The Milwaukee Road’s Class EP-2 electric locomotives, commonly known as Bi-Polars, were one of the most interesting designs ever developed.
Arriving just a few years after the EP-1s, the Bi-Polars, built exclusively for passenger service, were another collaboration from General Electric and the American Locomotive Company (Alco).
Not only was this design one of the most interesting ever built it was also one of the most complex, made up of no less than three articulated sections.
After about 40 years of service the EP-2s were pulled from daily use in the late 1950s, largely due to an overhaul issue. In spite of this, they were highly reliable locomotives that enjoyed several decades of service.
General Electric did not enter diesel locomotive production until the late 1950's. However, the company had been building or collaborating on electric propulsion since the late 19th century and produced some very fine designs during that time.
Today, one Bi-Polar remains preserved although having been kept outdoors for decades the unit could certainly use an overhaul (notably, a new paint job).
The unique Bi-Polars were built by General Electric and the American Locomotive Company (Alco) began arriving on the Milwaukee in 1919 for use in passenger service on the Coast Division.
A total of only five were built for the railroad, originally numbered 10250-10254 and later renumbered E1 through E5 in 1939; they became a common sight on the railroad's then premier transcontinental train, the Olympian.
These locomotives carried a unique 1-B-D+D-B-1 wheel arrangement and featured a center cab unit (which pivoted on brackets) plus two end units all permanently coupled using ball and socket joints.
Once again, as with the earlier EF-1/EP-1 boxcabs General Electric supplied all of the internal electric components while Alco focused on the design and operation of the other areas of the EP-2.
The build date for the Bi-Polars and the Milwaukee Road's second-generation electric locomotives is not without meaning.
The railroad had just completed much of its second electrified territory between Othello, Washington and Seattle, and thus needed new motive power to operate the route.
Additionally, the government was slowly relinquishing its grip on USRA-control of the railroads back into private management, following the end of World War I, and the Milwaukee was quick to seize on the opportunity of upgrading its property.
For power the Bi-Polars used General Electric Type 100 gearless, bi-polar motors for each of the locomotive’s twelve driving axles (thus this is where the locomotives received their “Bi-Polar” name).
The locomotive’s top speed was around 70 mph (interestingly, GE had initially listed the model to operate at speeds of 90 mph) and it produced roughly 3,200 continuous horsepower (4,440 horsepower for one hour).
As designed it was intended to handle a 1,000-ton passenger train over a 2% grade holding a steady speed of 25 mph.
The Bi-Polars were powerful and agile locomotives although they were awfully heavy. However, the design provided one important new design in electric locomotive technology.

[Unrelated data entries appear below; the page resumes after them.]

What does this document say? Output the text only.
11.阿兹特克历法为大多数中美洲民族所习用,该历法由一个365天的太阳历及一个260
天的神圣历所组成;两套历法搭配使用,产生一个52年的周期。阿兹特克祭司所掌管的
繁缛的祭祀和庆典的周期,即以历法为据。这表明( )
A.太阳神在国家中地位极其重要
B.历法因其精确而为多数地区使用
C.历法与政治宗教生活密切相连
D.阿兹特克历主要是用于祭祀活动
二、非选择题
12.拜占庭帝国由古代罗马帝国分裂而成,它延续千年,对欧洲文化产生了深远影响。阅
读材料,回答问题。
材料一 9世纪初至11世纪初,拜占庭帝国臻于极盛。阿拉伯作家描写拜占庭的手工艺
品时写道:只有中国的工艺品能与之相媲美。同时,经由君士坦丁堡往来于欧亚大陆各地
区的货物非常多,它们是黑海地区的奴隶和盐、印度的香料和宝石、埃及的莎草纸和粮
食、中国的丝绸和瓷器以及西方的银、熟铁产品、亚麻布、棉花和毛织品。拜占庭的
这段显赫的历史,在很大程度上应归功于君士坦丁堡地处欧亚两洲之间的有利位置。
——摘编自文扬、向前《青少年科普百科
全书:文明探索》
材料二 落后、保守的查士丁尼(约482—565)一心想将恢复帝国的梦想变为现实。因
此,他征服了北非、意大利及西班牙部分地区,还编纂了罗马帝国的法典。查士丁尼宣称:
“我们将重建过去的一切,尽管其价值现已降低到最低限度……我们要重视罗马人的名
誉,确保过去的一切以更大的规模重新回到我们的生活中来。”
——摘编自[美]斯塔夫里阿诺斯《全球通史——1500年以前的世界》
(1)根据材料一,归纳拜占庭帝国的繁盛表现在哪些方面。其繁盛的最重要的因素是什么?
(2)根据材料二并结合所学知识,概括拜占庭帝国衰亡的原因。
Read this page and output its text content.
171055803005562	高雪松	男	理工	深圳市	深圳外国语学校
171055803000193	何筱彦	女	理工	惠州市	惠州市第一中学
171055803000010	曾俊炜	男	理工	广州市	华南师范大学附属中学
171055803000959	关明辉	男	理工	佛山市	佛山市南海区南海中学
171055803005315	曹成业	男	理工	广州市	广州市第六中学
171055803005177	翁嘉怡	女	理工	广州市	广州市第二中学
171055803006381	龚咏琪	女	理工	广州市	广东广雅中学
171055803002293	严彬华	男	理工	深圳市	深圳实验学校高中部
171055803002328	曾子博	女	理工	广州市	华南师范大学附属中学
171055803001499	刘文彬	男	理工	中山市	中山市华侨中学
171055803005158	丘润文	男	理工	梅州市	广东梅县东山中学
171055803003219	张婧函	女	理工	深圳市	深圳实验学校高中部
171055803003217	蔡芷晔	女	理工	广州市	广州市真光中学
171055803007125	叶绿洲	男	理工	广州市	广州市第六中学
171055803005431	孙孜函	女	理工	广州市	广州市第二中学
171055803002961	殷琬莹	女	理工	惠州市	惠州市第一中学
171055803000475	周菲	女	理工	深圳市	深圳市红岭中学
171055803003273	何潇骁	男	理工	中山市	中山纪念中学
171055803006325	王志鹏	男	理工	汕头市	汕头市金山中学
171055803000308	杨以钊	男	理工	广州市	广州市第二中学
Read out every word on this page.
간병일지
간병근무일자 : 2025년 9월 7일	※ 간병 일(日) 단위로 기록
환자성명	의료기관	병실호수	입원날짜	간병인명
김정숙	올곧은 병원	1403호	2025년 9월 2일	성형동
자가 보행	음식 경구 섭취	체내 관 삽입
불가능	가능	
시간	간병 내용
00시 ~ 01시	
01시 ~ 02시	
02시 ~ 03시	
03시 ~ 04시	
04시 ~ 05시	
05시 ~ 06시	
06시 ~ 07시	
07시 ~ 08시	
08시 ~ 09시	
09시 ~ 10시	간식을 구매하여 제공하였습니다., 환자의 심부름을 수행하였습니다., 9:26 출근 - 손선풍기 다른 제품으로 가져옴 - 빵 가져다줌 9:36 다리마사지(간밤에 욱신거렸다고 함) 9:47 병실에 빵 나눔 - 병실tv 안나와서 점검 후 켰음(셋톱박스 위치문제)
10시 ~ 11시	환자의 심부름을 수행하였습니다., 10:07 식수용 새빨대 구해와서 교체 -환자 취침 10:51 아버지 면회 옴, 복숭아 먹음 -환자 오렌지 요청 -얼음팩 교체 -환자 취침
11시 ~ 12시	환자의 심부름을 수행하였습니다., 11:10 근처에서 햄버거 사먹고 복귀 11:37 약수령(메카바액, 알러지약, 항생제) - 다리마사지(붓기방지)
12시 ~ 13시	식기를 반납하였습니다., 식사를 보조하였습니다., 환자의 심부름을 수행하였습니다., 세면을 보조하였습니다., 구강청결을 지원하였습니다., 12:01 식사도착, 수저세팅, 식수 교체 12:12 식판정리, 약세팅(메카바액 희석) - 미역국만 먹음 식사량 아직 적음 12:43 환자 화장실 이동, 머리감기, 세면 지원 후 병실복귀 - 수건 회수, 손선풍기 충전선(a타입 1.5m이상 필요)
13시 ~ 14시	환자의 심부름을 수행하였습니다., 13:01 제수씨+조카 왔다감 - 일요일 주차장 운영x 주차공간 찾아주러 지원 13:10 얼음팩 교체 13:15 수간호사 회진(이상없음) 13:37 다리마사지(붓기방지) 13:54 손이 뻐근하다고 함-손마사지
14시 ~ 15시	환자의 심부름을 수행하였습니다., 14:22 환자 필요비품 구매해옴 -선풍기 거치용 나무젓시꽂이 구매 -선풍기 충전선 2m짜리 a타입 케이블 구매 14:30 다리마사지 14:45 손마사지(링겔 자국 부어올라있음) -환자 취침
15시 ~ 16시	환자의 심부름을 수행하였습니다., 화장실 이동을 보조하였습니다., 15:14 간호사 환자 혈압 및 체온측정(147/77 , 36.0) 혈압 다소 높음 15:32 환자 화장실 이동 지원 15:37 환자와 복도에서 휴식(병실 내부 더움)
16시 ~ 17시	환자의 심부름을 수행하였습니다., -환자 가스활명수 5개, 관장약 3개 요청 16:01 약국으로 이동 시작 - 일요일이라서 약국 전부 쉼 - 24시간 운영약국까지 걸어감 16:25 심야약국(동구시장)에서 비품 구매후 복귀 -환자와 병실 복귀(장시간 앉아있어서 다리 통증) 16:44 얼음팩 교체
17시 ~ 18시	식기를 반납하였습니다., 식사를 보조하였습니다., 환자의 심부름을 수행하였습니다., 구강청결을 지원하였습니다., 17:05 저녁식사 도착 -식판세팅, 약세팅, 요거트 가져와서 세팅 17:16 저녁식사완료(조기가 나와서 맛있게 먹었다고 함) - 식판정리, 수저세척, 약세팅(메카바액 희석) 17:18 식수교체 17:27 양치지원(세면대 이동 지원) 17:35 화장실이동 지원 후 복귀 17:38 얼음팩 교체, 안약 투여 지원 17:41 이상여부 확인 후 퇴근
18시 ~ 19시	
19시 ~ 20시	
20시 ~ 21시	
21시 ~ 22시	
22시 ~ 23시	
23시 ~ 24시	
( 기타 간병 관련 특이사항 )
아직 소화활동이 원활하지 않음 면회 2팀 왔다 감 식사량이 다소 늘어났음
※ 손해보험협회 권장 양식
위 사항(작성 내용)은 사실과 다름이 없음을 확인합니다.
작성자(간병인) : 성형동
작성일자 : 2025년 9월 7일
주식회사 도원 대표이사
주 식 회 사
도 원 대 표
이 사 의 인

Today, motors are well known for their silent running, and the new bi-polar traction motors GE equipped on the EP-2s was one of the first to do so.
This was due to the traction motors being "gearless", which meant that the armatures were mounted to the locomotives' axles instead of being housed in other areas of the unit, usually the nose where they created significant noise.
Altogether, the Milwaukee spent $1 million for the five Bi-Polars at $200,000 a piece, an incredible amount of money at that time (the electrification project would eventually cause the railroad to fall into bankruptcy in the late 1920s).
Of note, just like the original boxcabs, the Bi-Polars also employed multiple-unit control (MU) later on in their service lives giving the engineer the ability to control each trailing unit from the lead unit.
However, whereas the boxcabs regularly operated using this practice the Bi-Polars often were operated individually.
They remained in regular service pulling all of the top assignments on Lines West until the arrival of the Class EF-4/EP-4 "Little Joes" in the late 1940s.
As a result, by the mid-1950s the locomotives had mostly been pulled from through, passenger service and relegated to branch or yard work.
Additionally, one could fine the motors being employed in some type of maintenance duty along the main line, typically around Othello.
One interesting note about the model, in relation to the differences of railroad's shop forces in Milwaukee and those regularly maintaining and operating electrics on Lines West.
In the early 1950s the five Bi-Polars were shipped to Milwaukee to be overhauled, improve streamlining, and receive Union Pacific's Armour yellow passenger livery (this is also when they were equipped with MU capabilities).
However, since eastern shop forces typically did not maintain electrics the overhauls were poorly executed. This likely resulted in the Bi-Polars soon-after retirement during that decade.
With the Milwaukee’s purchase of the famed "Little Joes" around the same time (1950) the end for the Bi-Polars came swiftly.
In 1958 the remaining fleet was pulled from service, brought east, and parked near Deer Lodge, Montana. In 1961 E-1 was scrapped followed by E-3, E-4, and E-5 in 1963.
Luckily, E-2 survived the scrapper’s torch and today is preserved at the Museum of Transportation in St. Louis.